Lis diz, que infelizmente, nem todos acompanham essa evolução do pole dance. Ela acredita que o machismo é a raiz do estigma da prática. “Já ouvi frases como “isso é coisa de mulher vulgar”, ou “e o seu marido deixa?”. Já recebi olhares maliciosos e até propostas indecentes, como se praticar pole dance fosse um convite aberto à objetificação. Mas essas reações dizem muito mais sobre a cultura machista e moralista que ainda permeia nossa sociedade do que sobre a prática em si.O preconceito ainda existe, mas ele vem da desinformação”, afirma.
A instrutora aponta que o pole, atualmente, é uma prática reconhecida mundialmente como esporte, arte e expressão corporal. “Envolve técnicas de força, equilíbrio, flexibilidade e consciência corporal. Não é exagero dizer que é um dos exercícios mais completos que existem. Exige tanto do corpo quanto da mente, e por isso transforma quem pratica”.
Lis Lopes destaca que existem várias vertentes do pole: o pole esporte, voltado para movimentos acrobáticos e competitivos; o pole artístico, que mistura dança e expressão corporal; e o pole sensual, que resgata a relação com a sensualidade de forma livre e empoderadora. “Nenhuma delas é menor que a outra. Todas exigem treino, dedicação e respeito”, aponta.

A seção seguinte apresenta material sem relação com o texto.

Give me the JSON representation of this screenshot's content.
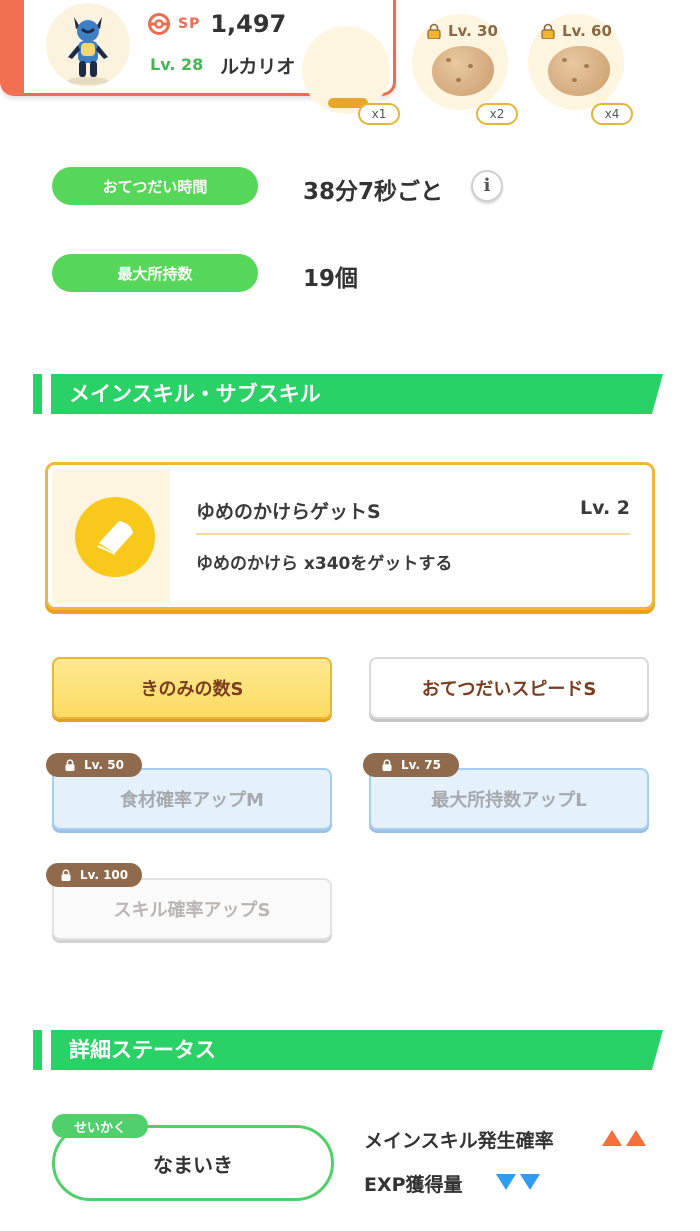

A influenciadora afirma que, para ela,, o pole é um instrumento de transformação pessoal. “É através dele que mulheres (e também homens) redescobrem sua força, seu corpo, sua confiança. É sobre olhar para o espelho e se ver potente. É sobre se libertar do medo de julgamento, e encontrar prazer em se movimentar — não para os outros, mas por si mesma”.
Ela acredita que, enquanto houver desinformação, haverá também julgamento. “Mas enquanto houver uma barra e alguém disposto a se expressar, haverá pole. E cada pessoa que entra nessa jornada ajuda a resgatar o significado real dessa prática: liberdade, potência e autoconhecimento”, finaliza.